10年前の今日、日本でTVを見ていました。
青空の中、WTCビルに飛行機が突っ込む現実感のない映像を
何度も繰り返し見ました。
当時の私は、それまでの5年間のヌメアでの生活を後に、
日本での生活を新たにゼロから築こうとしていた時で、
一人実家の世話になっていました。
1ヶ月で仕事が見つからなければヌメアに戻る、という約束で。
ヌメアが嫌いなわけじゃないけど、でもこのままでもいられない
という閉塞感でいっぱいだったのですね。その頃は。
「見た?大変なことが起きたね」ってまだヌメアにいた夫と
国際電話で話したのを覚えています。
今も同じ人と元気で家族でいられるのは、当然なようでもあるけど
奇跡のようなことでもあります。

アメリカで 911 は日本の110。
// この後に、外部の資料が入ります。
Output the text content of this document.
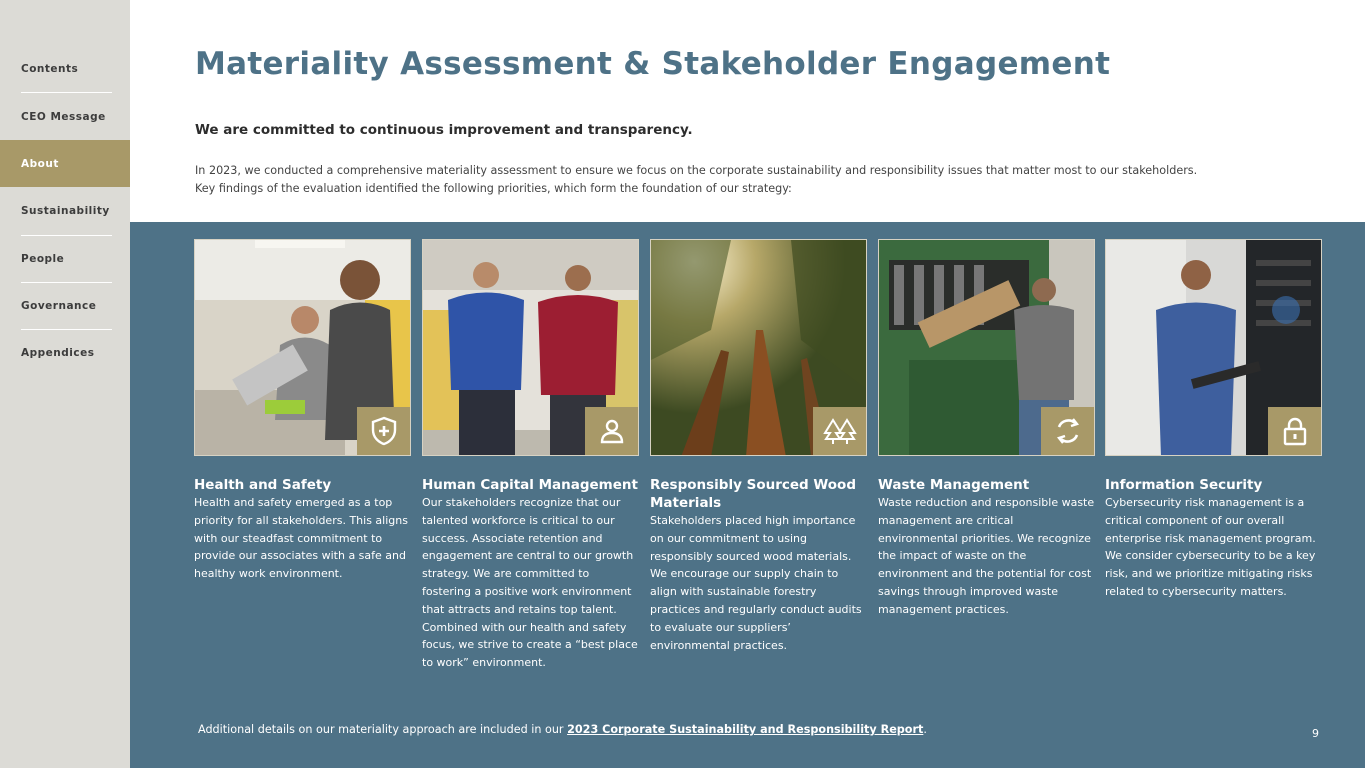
Contents
CEO Message
About
Sustainability
People
Governance
Appendices
Materiality Assessment & Stakeholder Engagement
We are committed to continuous improvement and transparency.
In 2023, we conducted a comprehensive materiality assessment to ensure we focus on the corporate sustainability and responsibility issues that matter most to our stakeholders.
Key findings of the evaluation identified the following priorities, which form the foundation of our strategy:
Health and Safety
Health and safety emerged as a top priority for all stakeholders. This aligns with our steadfast commitment to provide our associates with a safe and healthy work environment.
Human Capital Management
Our stakeholders recognize that our talented workforce is critical to our success. Associate retention and engagement are central to our growth strategy. We are committed to fostering a positive work environment that attracts and retains top talent. Combined with our health and safety focus, we strive to create a “best place to work” environment.
Responsibly Sourced Wood Materials
Stakeholders placed high importance on our commitment to using responsibly sourced wood materials. We encourage our supply chain to align with sustainable forestry practices and regularly conduct audits to evaluate our suppliers’ environmental practices.
Waste Management
Waste reduction and responsible waste management are critical environmental priorities. We recognize the impact of waste on the environment and the potential for cost savings through improved waste management practices.
Information Security
Cybersecurity risk management is a critical component of our overall enterprise risk management program. We consider cybersecurity to be a key risk, and we prioritize mitigating risks related to cybersecurity matters.
Additional details on our materiality approach are included in our 2023 Corporate Sustainability and Responsibility Report.	9
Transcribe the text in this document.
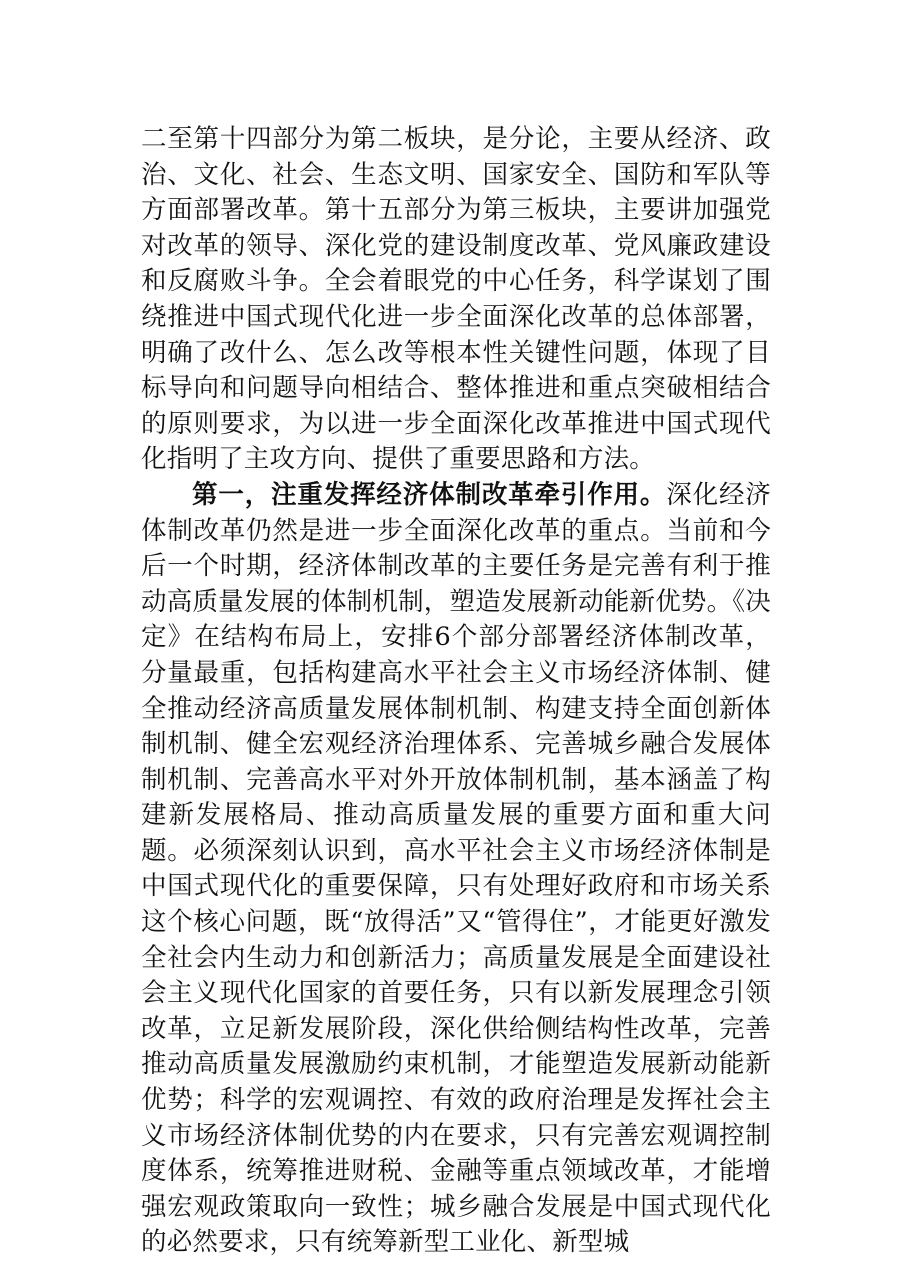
二至第十四部分为第二板块，是分论，主要从经济、政治、文化、社会、生态文明、国家安全、国防和军队等方面部署改革。第十五部分为第三板块，主要讲加强党对改革的领导、深化党的建设制度改革、党风廉政建设和反腐败斗争。全会着眼党的中心任务，科学谋划了围绕推进中国式现代化进一步全面深化改革的总体部署，明确了改什么、怎么改等根本性关键性问题，体现了目标导向和问题导向相结合、整体推进和重点突破相结合的原则要求，为以进一步全面深化改革推进中国式现代化指明了主攻方向、提供了重要思路和方法。

第一，注重发挥经济体制改革牵引作用。深化经济体制改革仍然是进一步全面深化改革的重点。当前和今后一个时期，经济体制改革的主要任务是完善有利于推动高质量发展的体制机制，塑造发展新动能新优势。《决定》在结构布局上，安排6个部分部署经济体制改革，分量最重，包括构建高水平社会主义市场经济体制、健全推动经济高质量发展体制机制、构建支持全面创新体制机制、健全宏观经济治理体系、完善城乡融合发展体制机制、完善高水平对外开放体制机制，基本涵盖了构建新发展格局、推动高质量发展的重要方面和重大问题。必须深刻认识到，高水平社会主义市场经济体制是中国式现代化的重要保障，只有处理好政府和市场关系这个核心问题，既“放得活”又“管得住”，才能更好激发全社会内生动力和创新活力；高质量发展是全面建设社会主义现代化国家的首要任务，只有以新发展理念引领改革，立足新发展阶段，深化供给侧结构性改革，完善推动高质量发展激励约束机制，才能塑造发展新动能新优势；科学的宏观调控、有效的政府治理是发挥社会主义市场经济体制优势的内在要求，只有完善宏观调控制度体系，统筹推进财税、金融等重点领域改革，才能增强宏观政策取向一致性；城乡融合发展是中国式现代化的必然要求，只有统筹新型工业化、新型城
警察の番号です。
テロリストが精一杯の皮肉をこめて選んで周到な用意をした日。
行為自体はまったく関係のない人が犠牲になる、許せないこと
だけど、彼らの側の不満もまったくわからないではないところに、
世界の問題が凝縮されていると思います。

どちらの側にせよ
犠牲になった方々に心からの追悼を。

あの日父をうしなった子ども達、というルポを最近見ました。
あの日犠牲になったNYの消防士の子ども達の現在の話だった
のですが当時3歳だった、7歳だった、という子ども達が、
ちゃんと自分の言葉で意見できる年になっていて、それぞれの
10年を感じました。

うちにはまのんができ、またヌメアへ戻り、引越しを繰り返し、
家族が減ることも一度ならず経験し、とやはりいろいろあった
なぁ・・・それぞれの10年。

遠くにいる家族、友達、昔の友達、もう会うことはないかも
しれないけど忘れることはないひとたち、それぞれの10年を
思ってみます。みんな、どうしてるかな。
なにがあって、どんな気持ちだったのか
ほんとうにわかることなんかないかもしれないけど。

みんなに できる限りの幸運を祈ります。
もし もういないとしたら ご冥福を祈ります。